Gotchas I would repeat to myself next time

First: dry-run dependency-heavy installs. If a memory backend wants to install CUDA on a GPU-less box or downgrade a security-sensitive package in the agent’s own virtualenv, stop.

Second: optional dependencies are still dependencies. A fresh Hermes install can look healthy while missing runtime pieces such as discord.py for the gateway or hindsight-client for the memory tool. A config doctor that says a provider is available is not the same thing as proving the import path works.

Third: package names matter. hindsight-all and hindsight-client are the Vectorize/Hindsight packages for agent memory. hindsight is something else.

Fourth: boring infrastructure constraints dominate the story. ARM versus x86 affects Docker images. Password-gated sudo affects service design. A single disk changes backup and /data assumptions. A small GPU shared with the desktop is not a local-AI fantasy box.

Finally: test the path you think you migrated. An agent can answer correctly from transcript search even when long-term memory did not fire. If you want to prove memory routing, test with an empty context and a question only the new memory backend should know.

The takeaway

A rented cloud box is the right way to discover whether a self-hosted agent deserves to exist. It is cheap, reversible, and avoids turning a curiosity into home-lab plumbing too early.

But once the agent becomes useful, the constraints that made the trial cheap start to cap it. Small ARM CPU. No GPU. Fragile disk layout. Shared virtualenv pressure. SaaS memory for the agent’s most personal data.

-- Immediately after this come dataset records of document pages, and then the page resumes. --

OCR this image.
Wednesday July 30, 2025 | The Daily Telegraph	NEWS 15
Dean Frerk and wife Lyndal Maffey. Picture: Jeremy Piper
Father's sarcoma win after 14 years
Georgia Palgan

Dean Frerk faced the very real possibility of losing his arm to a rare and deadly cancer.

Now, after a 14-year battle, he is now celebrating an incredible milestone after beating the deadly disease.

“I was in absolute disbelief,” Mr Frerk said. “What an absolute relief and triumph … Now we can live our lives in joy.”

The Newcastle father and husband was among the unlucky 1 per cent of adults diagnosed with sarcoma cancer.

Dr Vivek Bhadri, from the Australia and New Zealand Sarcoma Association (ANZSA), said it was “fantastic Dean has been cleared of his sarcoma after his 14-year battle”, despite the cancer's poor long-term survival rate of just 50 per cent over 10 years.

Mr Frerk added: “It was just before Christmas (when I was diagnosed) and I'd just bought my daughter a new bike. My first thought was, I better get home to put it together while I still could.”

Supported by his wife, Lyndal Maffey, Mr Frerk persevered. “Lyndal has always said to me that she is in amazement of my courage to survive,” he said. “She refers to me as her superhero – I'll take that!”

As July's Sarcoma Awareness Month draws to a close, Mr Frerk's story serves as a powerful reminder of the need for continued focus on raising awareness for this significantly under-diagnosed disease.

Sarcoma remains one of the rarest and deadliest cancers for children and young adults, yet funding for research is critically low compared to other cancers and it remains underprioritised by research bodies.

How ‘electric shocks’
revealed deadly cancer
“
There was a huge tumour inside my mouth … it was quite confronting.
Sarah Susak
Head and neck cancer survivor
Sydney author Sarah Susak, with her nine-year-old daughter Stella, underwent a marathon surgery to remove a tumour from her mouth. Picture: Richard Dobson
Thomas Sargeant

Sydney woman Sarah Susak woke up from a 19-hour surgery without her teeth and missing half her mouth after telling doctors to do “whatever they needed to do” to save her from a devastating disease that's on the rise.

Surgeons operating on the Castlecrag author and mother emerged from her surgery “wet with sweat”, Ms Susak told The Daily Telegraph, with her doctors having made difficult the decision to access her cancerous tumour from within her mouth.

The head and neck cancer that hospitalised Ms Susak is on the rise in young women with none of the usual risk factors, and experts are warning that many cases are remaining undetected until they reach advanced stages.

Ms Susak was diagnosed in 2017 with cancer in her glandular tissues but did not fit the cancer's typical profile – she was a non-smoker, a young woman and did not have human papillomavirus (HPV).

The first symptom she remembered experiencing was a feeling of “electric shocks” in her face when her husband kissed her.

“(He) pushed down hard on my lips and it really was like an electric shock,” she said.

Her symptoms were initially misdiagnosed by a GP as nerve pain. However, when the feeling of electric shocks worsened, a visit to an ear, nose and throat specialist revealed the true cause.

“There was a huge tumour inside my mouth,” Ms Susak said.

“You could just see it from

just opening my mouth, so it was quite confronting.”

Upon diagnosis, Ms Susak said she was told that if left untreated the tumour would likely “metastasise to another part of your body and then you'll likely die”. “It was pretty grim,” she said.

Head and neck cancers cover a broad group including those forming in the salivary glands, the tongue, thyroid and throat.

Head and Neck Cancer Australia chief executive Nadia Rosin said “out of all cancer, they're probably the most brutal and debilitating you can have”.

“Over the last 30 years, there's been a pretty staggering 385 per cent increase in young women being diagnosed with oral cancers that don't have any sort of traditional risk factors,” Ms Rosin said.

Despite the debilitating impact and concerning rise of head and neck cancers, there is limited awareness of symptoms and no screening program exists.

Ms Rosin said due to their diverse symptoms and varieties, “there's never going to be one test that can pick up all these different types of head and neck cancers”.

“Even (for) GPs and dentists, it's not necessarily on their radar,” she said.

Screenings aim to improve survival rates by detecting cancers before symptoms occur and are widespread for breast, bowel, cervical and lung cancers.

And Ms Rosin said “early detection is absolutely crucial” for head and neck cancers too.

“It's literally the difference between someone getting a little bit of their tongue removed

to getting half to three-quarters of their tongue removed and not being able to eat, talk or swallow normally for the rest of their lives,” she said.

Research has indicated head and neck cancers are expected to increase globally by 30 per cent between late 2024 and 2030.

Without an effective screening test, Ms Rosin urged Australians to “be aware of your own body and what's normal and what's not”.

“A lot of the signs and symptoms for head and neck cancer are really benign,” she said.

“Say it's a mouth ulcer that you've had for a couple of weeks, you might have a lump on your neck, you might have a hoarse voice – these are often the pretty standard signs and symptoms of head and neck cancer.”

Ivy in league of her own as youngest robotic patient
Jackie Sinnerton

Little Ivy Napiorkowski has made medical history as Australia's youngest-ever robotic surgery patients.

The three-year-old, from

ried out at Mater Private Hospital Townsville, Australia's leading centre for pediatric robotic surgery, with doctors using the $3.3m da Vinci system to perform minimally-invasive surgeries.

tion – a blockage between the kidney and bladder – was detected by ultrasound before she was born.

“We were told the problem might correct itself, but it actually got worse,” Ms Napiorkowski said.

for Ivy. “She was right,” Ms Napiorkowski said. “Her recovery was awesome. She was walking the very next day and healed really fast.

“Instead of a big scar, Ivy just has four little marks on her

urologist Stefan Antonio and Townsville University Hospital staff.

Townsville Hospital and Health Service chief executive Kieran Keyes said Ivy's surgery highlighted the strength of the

Repurposing hardware I already owned changed the shape of the system. The desktop under the desk did not become a frontier-model server, and it did not need to. It became a place to keep the agent’s data-resident workloads close: memory embeddings, reranking, vector search, web-reading infrastructure, and private services reachable only by the VM.

The cloud did not disappear. It got narrower. Instead of renting a whole always-on environment for everything, I now pay external providers for the slice that still needs them: high-quality reasoning and model calls. The rest lives on hardware I control.

That feels like the right lesson from this migration. Self-hosting an agent is not about pretending the cloud has no value. It is about learning which parts of the agent are yours enough, private enough, and repetitive enough that they should stop being rented.